The plaintiffs also said the elephants are “hit and hooked repeatedly with the bullhook, which resembles a fireplace poker.”
Phillips said in a brief that Feld Entertainment’s alleged mistreatment of the Asian elephants harms API’s educational outreach because the circus is “contributing to the public misimpression, particularly in young children, that bullhooks and chains are lawful and humane practices that do not harm, wound, harass, or injure the elephants.”
Elephants cannot be handled by a leash or bridle because of their size and strength, the circus’ attorneys at Fulbright & Jaworski said in court papers in the D.C. Circuit. Fulbright partner John Simpson argued for Feld Entertainment in the D.C. Circuit.
A properly used bullhook—a point and hook on a fiberglass or wood shaft—does not harm an elephant, the circus’ lawyers said. “Without a guide, a traveling circus could not safely present elephants,” the attorneys said.
The defendant’s lawyers said 95% of U.S. elephant-keeping institutions use “tethering” to manage captive elephants.

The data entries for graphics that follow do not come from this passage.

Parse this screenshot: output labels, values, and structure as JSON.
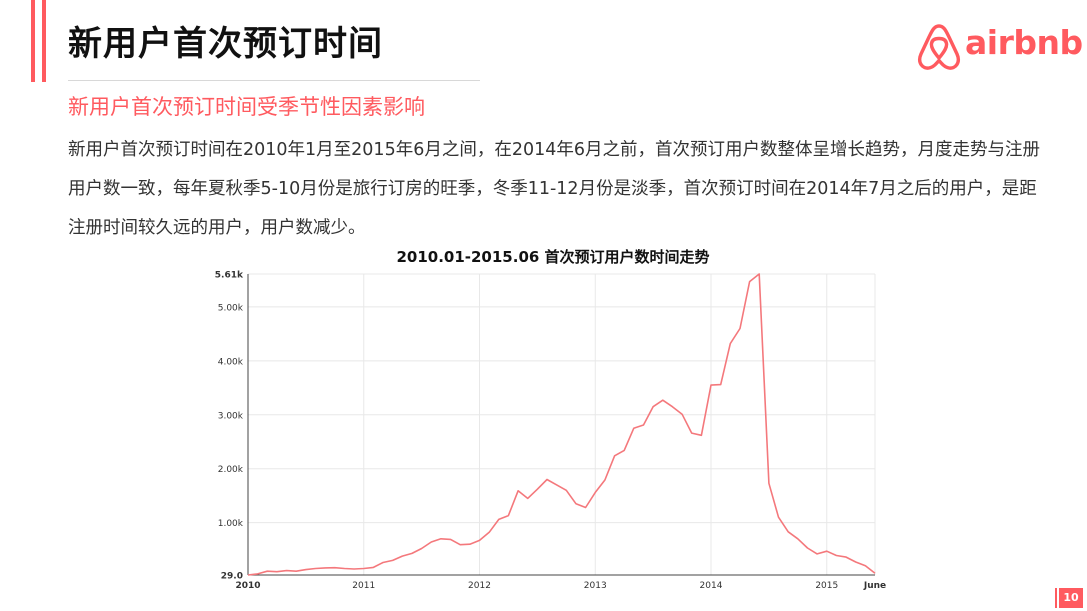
{
  "slide": {
    "title": "新用户首次预订时间",
    "subtitle": "新用户首次预订时间受季节性因素影响",
    "body": "新用户首次预订时间在2010年1月至2015年6月之间，在2014年6月之前，首次预订用户数整体呈增长趋势，月度走势与注册用户数一致，每年夏秋季5-10月份是旅行订房的旺季，冬季11-12月份是淡季，首次预订时间在2014年7月之后的用户，是距注册时间较久远的用户，用户数减少。",
    "brand": "airbnb",
    "page_number": "10",
    "colors": {
      "accent": "#ff5a5f",
      "line": "#f4787c",
      "grid": "#e8e8e8",
      "axis": "#444444"
    }
  },
  "chart_data": {
    "type": "line",
    "title": "2010.01-2015.06 首次预订用户数时间走势",
    "xlabel": "",
    "ylabel": "",
    "ylim": [
      29,
      5610
    ],
    "y_ticks": [
      {
        "value": 29,
        "label": "29.0"
      },
      {
        "value": 1000,
        "label": "1.00k"
      },
      {
        "value": 2000,
        "label": "2.00k"
      },
      {
        "value": 3000,
        "label": "3.00k"
      },
      {
        "value": 4000,
        "label": "4.00k"
      },
      {
        "value": 5000,
        "label": "5.00k"
      },
      {
        "value": 5610,
        "label": "5.61k"
      }
    ],
    "x_ticks": [
      {
        "index": 0,
        "label": "2010"
      },
      {
        "index": 12,
        "label": "2011"
      },
      {
        "index": 24,
        "label": "2012"
      },
      {
        "index": 36,
        "label": "2013"
      },
      {
        "index": 48,
        "label": "2014"
      },
      {
        "index": 60,
        "label": "2015"
      },
      {
        "index": 65,
        "label": "June"
      }
    ],
    "grid": true,
    "series": [
      {
        "name": "首次预订用户数",
        "x_start": "2010-01",
        "values": [
          29,
          50,
          100,
          90,
          110,
          100,
          130,
          150,
          160,
          165,
          150,
          140,
          150,
          170,
          260,
          300,
          380,
          430,
          520,
          640,
          700,
          690,
          590,
          600,
          670,
          820,
          1060,
          1130,
          1590,
          1450,
          1620,
          1800,
          1700,
          1600,
          1350,
          1280,
          1560,
          1790,
          2240,
          2340,
          2750,
          2810,
          3150,
          3270,
          3150,
          3010,
          2660,
          2620,
          3550,
          3560,
          4320,
          4600,
          5470,
          5610,
          1730,
          1100,
          830,
          700,
          530,
          420,
          470,
          390,
          360,
          270,
          200,
          60
        ]
      }
    ]
  }
}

The circus’ lawyers said tethering during rail transportation is for the safety of the elephants.
The circus’ attorneys said trial examples of alleged mistreatment were “contested and apocryphal.”
“Any marks on animals were superficial and no different than what elephants inflict upon themselves while playing or scratching with branches or on bushes,” the defendant’s lawyers said in a brief in the appeals court.
A public interest agency cannot “manufacture standing to challenge any practice it opposes merely by expending resources to oppose that practice,” the circus’ lawyers said.
In court, Simpson said today any person can spend money on a bumper sticker and then turn around and sue the target of the sticker. “That’s essentially where this would lead,” Simpson told the panel judges.
The appeals court did not immediately rule.
That Animal Rights proponents have spent so much of their member's money and their own time to follow this up and keep following it up is a good thing.
That the law does not or cannot hear it does not mean that Ringling Bros. is NOT abusing their elephants (if abuse constitutes hitting the elephants with sharp objects (whatever they are called bullhooks ...or ticklers... they are designed to inflict pain thus compliance) or chaining them for lengthly periods. Elephants are complex, sentient, beings, we are alot like them. Social groups, problem solving skills, deep maternal care, far ranging in their natural habitat. The Elephants owned by Ringling Bros. deserve better than to be trucked about the country, beaten and forced to perform for the witless entertainment of uneducated patrons in medieval circuses. One day, the Animal Rights Groups will win because it IS right. (“First they ignore you, then they laugh at you, then they fight you, then you win.”